Le jour où tout a basculé

Ou lorsque le destin ne tient qu’à un fil

Vous avez été nombreux à participer au concours littéraire organisé par nos soins ayant pour thème «Le Jour où tout a basculé». Au vu du très grand nombre de candidatures et de l’excellente qualité littéraire des écrits proposés, il a été très difficile, pour le jury, de trancher. Mais après d’âpres discussions et de longues séances de négociation, nous sommes tombés d’accord et avons primé le texte de Fiona Hermann, étudiante en droit à l’Université de Neuchâtel. Nous avons tout particulièrement aimé ce récit vif et entraînant qui nous plonge dans les méandres de la pensée, au seuil de la mort. Le recours au double monologue intérieur, comme pour mieux brouiller les pistes, tient le lecteur en haleine jusqu’au point final, car, sous une histoire à priori simple et banale, se cache une réalité bien plus sombre. Mais, nous n’en dirons pas plus, à toi de juger!

Le fil de Moïra

Il est ma vie.

Dès l’instant où le médecin m’a annoncé son existence, j’ai choisi de m’y consacrer corps et âme. Tout d’abord, j’ai eu du mal à y croire. Je me suis dit qu’il arrivait trop tôt. Que je n’étais pas prête pour cela. Le voir sur l’écran lors de l’échographie a pourtant achevé de me convaincre de sa présence. L’annoncer à mes parents n’a pas été facile. Mon père a eu ce regard que tous les parents ont lorsque leur fille leur crée des soucis. Ma mère a pleuré, supplié et pleuré encore. Mon père a quitté la pièce. Ma mère a fini par me prendre dans ses bras. Mes yeux sont restés secs.

Je l’ai senti en moi. Mes peines et mes joies l’ont nourri. Guillaume a été doux avec moi. Il a promis de me soutenir dans cette épreuve. Je n’ai pas osé lui dire qu’il ne l’aurait pas seulement qualifié d’épreuve s’il l’avait porté en lui. Mes amies ont accueilli la nouvelle avec beaucoup de cœur et de compassion, promettant d’être derrière moi durant les quelques mois à venir. Pourtant, tels les pétales flétris d’un coquelicot, elles ont fini par toutes m’abandonner à mon sort. Guillaume n’a pas fait mieux et a également quitté le navire.

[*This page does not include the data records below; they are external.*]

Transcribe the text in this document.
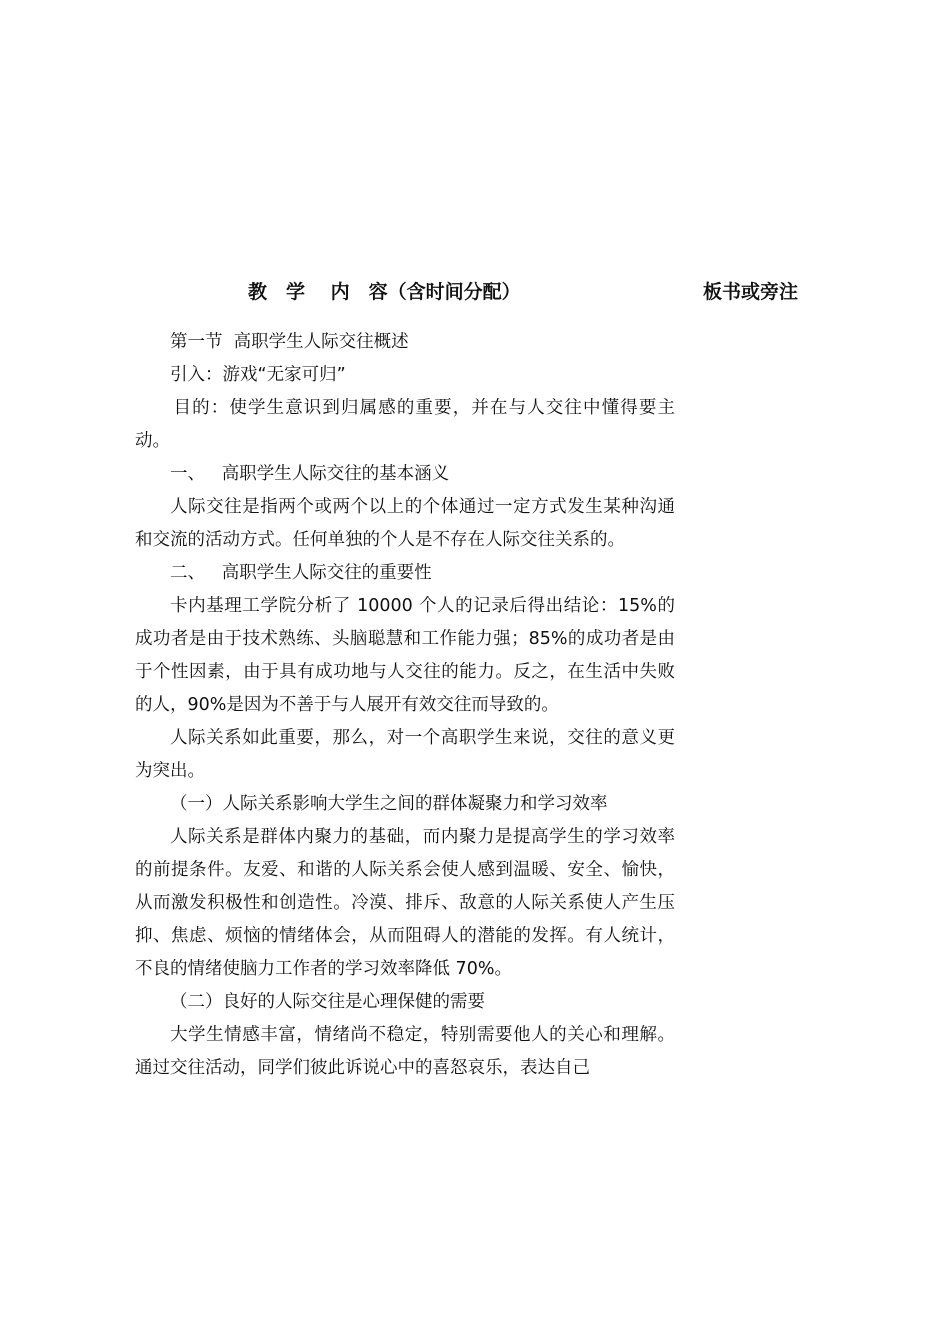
教　学　 内　容（含时间分配）	板书或旁注

第一节  高职学生人际交往概述

引入：游戏“无家可归”

目的：使学生意识到归属感的重要，并在与人交往中懂得要主动。

一、   高职学生人际交往的基本涵义

人际交往是指两个或两个以上的个体通过一定方式发生某种沟通和交流的活动方式。任何单独的个人是不存在人际交往关系的。

二、   高职学生人际交往的重要性

卡内基理工学院分析了 10000 个人的记录后得出结论：15%的成功者是由于技术熟练、头脑聪慧和工作能力强；85%的成功者是由于个性因素，由于具有成功地与人交往的能力。反之，在生活中失败的人，90%是因为不善于与人展开有效交往而导致的。

人际关系如此重要，那么，对一个高职学生来说，交往的意义更为突出。

（一）人际关系影响大学生之间的群体凝聚力和学习效率

人际关系是群体内聚力的基础，而内聚力是提高学生的学习效率的前提条件。友爱、和谐的人际关系会使人感到温暖、安全、愉快，从而激发积极性和创造性。冷漠、排斥、敌意的人际关系使人产生压抑、焦虑、烦恼的情绪体会，从而阻碍人的潜能的发挥。有人统计，不良的情绪使脑力工作者的学习效率降低 70%。

（二）良好的人际交往是心理保健的需要

大学生情感丰富，情绪尚不稳定，特别需要他人的关心和理解。通过交往活动，同学们彼此诉说心中的喜怒哀乐，表达自己
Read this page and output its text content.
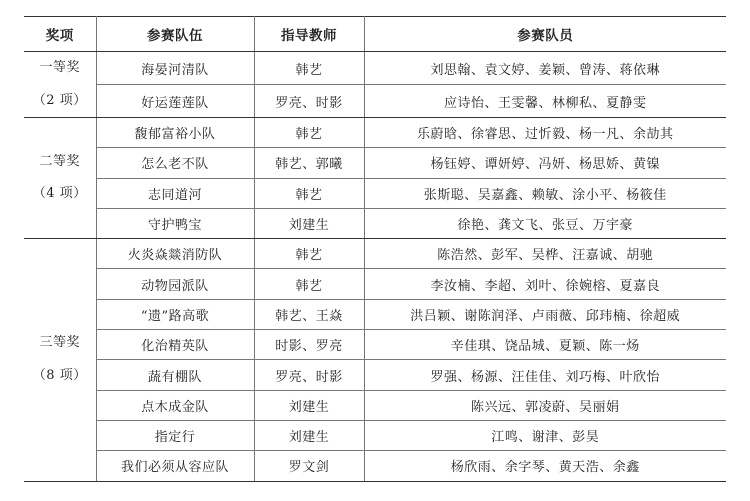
奖项	参赛队伍	指导教师	参赛队员

一等奖
（2 项）	海晏河清队	韩艺	刘思翰、袁文婷、姜颖、曾涛、蒋依琳
	好运莲莲队	罗亮、时影	应诗怡、王雯馨、林柳私、夏静雯

二等奖
（4 项）	馥郁富裕小队	韩艺	乐蔚晗、徐睿思、过忻毅、杨一凡、余劼其
	怎么老不队	韩艺、郭曦	杨钰婷、谭妍婷、冯妍、杨思娇、黄镍
	志同道河	韩艺	张斯聪、吴嘉鑫、赖敏、涂小平、杨筱佳
	守护鸭宝	刘建生	徐艳、龚文飞、张豆、万宇豪

三等奖
（8 项）	火炎焱燚消防队	韩艺	陈浩然、彭军、吴桦、汪嘉诚、胡驰
	动物园派队	韩艺	李汝楠、李超、刘叶、徐婉榕、夏嘉良
	“遗”路高歌	韩艺、王焱	洪吕颖、谢陈润泽、卢雨薇、邱玮楠、徐超威
	化治精英队	时影、罗亮	辛佳琪、饶品城、夏颖、陈一炀
	蔬有棚队	罗亮、时影	罗强、杨源、汪佳佳、刘巧梅、叶欣怡
	点木成金队	刘建生	陈兴远、郭凌蔚、吴丽娟
	指定行	刘建生	江鸣、谢津、彭昊
	我们必须从容应队	罗文剑	杨欣雨、余字琴、黄天浩、余鑫
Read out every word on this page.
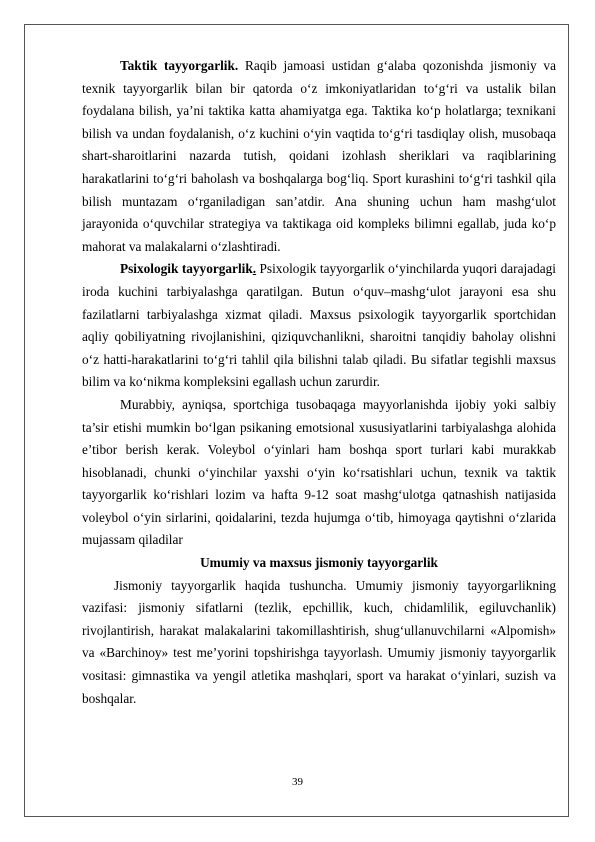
Taktik tayyorgarlik. Raqib jamoasi ustidan g‘alaba qozonishda jismoniy va texnik tayyorgarlik bilan bir qatorda o‘z imkoniyatlaridan to‘g‘ri va ustalik bilan foydalana bilish, ya’ni taktika katta ahamiyatga ega. Taktika ko‘p holatlarga; texnikani bilish va undan foydalanish, o‘z kuchini o‘yin vaqtida to‘g‘ri tasdiqlay olish, musobaqa shart-sharoitlarini nazarda tutish, qoidani izohlash sheriklari va raqiblarining harakatlarini to‘g‘ri baholash va boshqalarga bog‘liq. Sport kurashini to‘g‘ri tashkil qila bilish muntazam o‘rganiladigan san’atdir. Ana shuning uchun ham mashg‘ulot jarayonida o‘quvchilar strategiya va taktikaga oid kompleks bilimni egallab, juda ko‘p mahorat va malakalarni o‘zlashtiradi.

Psixologik tayyorgarlik. Psixologik tayyorgarlik o‘yinchilarda yuqori darajadagi iroda kuchini tarbiyalashga qaratilgan. Butun o‘quv–mashg‘ulot jarayoni esa shu fazilatlarni tarbiyalashga xizmat qiladi. Maxsus psixologik tayyorgarlik sportchidan aqliy qobiliyatning rivojlanishini, qiziquvchanlikni, sharoitni tanqidiy baholay olishni o‘z hatti-harakatlarini to‘g‘ri tahlil qila bilishni talab qiladi. Bu sifatlar tegishli maxsus bilim va ko‘nikma kompleksini egallash uchun zarurdir.

Murabbiy, ayniqsa, sportchiga tusobaqaga mayyorlanishda ijobiy yoki salbiy ta’sir etishi mumkin bo‘lgan psikaning emotsional xususiyatlarini tarbiyalashga alohida e’tibor berish kerak. Voleybol o‘yinlari ham boshqa sport turlari kabi murakkab hisoblanadi, chunki o‘yinchilar yaxshi o‘yin ko‘rsatishlari uchun, texnik va taktik tayyorgarlik ko‘rishlari lozim va hafta 9-12 soat mashg‘ulotga qatnashish natijasida voleybol o‘yin sirlarini, qoidalarini, tezda hujumga o‘tib, himoyaga qaytishni o‘zlarida mujassam qiladilar

Umumiy va maxsus jismoniy tayyorgarlik

Jismoniy tayyorgarlik haqida tushuncha. Umumiy jismoniy tayyorgarlikning vazifasi: jismoniy sifatlarni (tezlik, epchillik, kuch, chidamlilik, egiluvchanlik) rivojlantirish, harakat malakalarini takomillashtirish, shug‘ullanuvchilarni «Alpomish» va «Barchinoy» test me’yorini topshirishga tayyorlash. Umumiy jismoniy tayyorgarlik vositasi: gimnastika va yengil atletika mashqlari, sport va harakat o‘yinlari, suzish va boshqalar.

39
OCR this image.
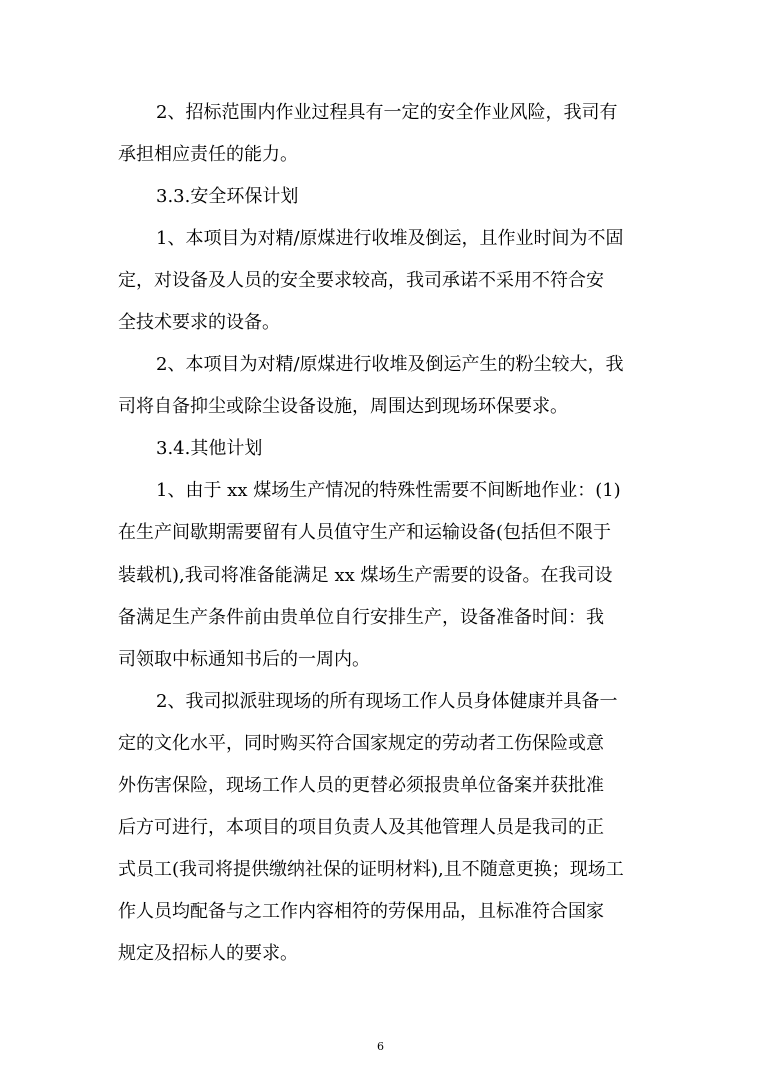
2、招标范围内作业过程具有一定的安全作业风险，我司有
承担相应责任的能力。
3.3.安全环保计划
1、本项目为对精/原煤进行收堆及倒运，且作业时间为不固
定，对设备及人员的安全要求较高，我司承诺不采用不符合安
全技术要求的设备。
2、本项目为对精/原煤进行收堆及倒运产生的粉尘较大，我
司将自备抑尘或除尘设备设施，周围达到现场环保要求。
3.4.其他计划
1、由于 xx 煤场生产情况的特殊性需要不间断地作业：(1)
在生产间歇期需要留有人员值守生产和运输设备(包括但不限于
装载机),我司将准备能满足 xx 煤场生产需要的设备。在我司设
备满足生产条件前由贵单位自行安排生产，设备准备时间：我
司领取中标通知书后的一周内。
2、我司拟派驻现场的所有现场工作人员身体健康并具备一
定的文化水平，同时购买符合国家规定的劳动者工伤保险或意
外伤害保险，现场工作人员的更替必须报贵单位备案并获批准
后方可进行，本项目的项目负责人及其他管理人员是我司的正
式员工(我司将提供缴纳社保的证明材料),且不随意更换；现场工
作人员均配备与之工作内容相符的劳保用品，且标准符合国家
规定及招标人的要求。
6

Il est bien le seul à m’avoir accompagnée sur le chemin de mon destin. Il m’a grandie, tout comme je l’ai vu grandir. Il a connu mes joies, il a connu mes peines. Je l’ai senti se renforcer jour après jour. Il m’a parfois fait rire. Il m’a aussi fait pleurer. Il m’a pris beaucoup d’énergie. Il a tout fait pour s’en sortir.

«Elle est ma vie.

Chacune de ses respirations m’insuffle des forces. Chacune de ses joies me nourrit. Chacune de ses peines me touche. Je me nourris de ses ressources. Je grandis. Je sens sa chaleur qui m’entoure et me protège. Ce n’est pas facile tous les jours pour elle mais, c’est une battante. Elle connaît des hauts mais aussi des bas. Au début, j’ai eu peur de ne pas passer la nuit, de la perdre. Mais chaque jour, je me suis renforcé et enraciné. Je prends une place qui me revient.

Ces derniers temps, elle va de plus en plus souvent à l’hôpital. Les médecins, d’un naturel toujours inquiet, le sont plus encore que jamais. Je grandis encore. Je suis là. Je fais partie de sa vie. Je m’accroche à elle comme à une bouée de sauvetage. Je dois pourtant me résoudre à la laisser partir.»

«Il est ma mort.

Chaque jour, il prend plus de place. Je ne vis plus pour moi. Je vis pour lui. Chacun de mes souffles, chacun de mes cris, ils sont à lui. Je disparais, lui laisse ma place. Il porte un nom que je ne lui ai pas choisi. On l’a choisi pour moi. Je me suis promis de le taire et de ne jamais le prononcer. Mais, aujourd’hui, je le maudis. Je n’en peux plus de lui. De ce cancer qui m’a tout pris».

«Elle est ma mort. Je lui ai volé sa vie.»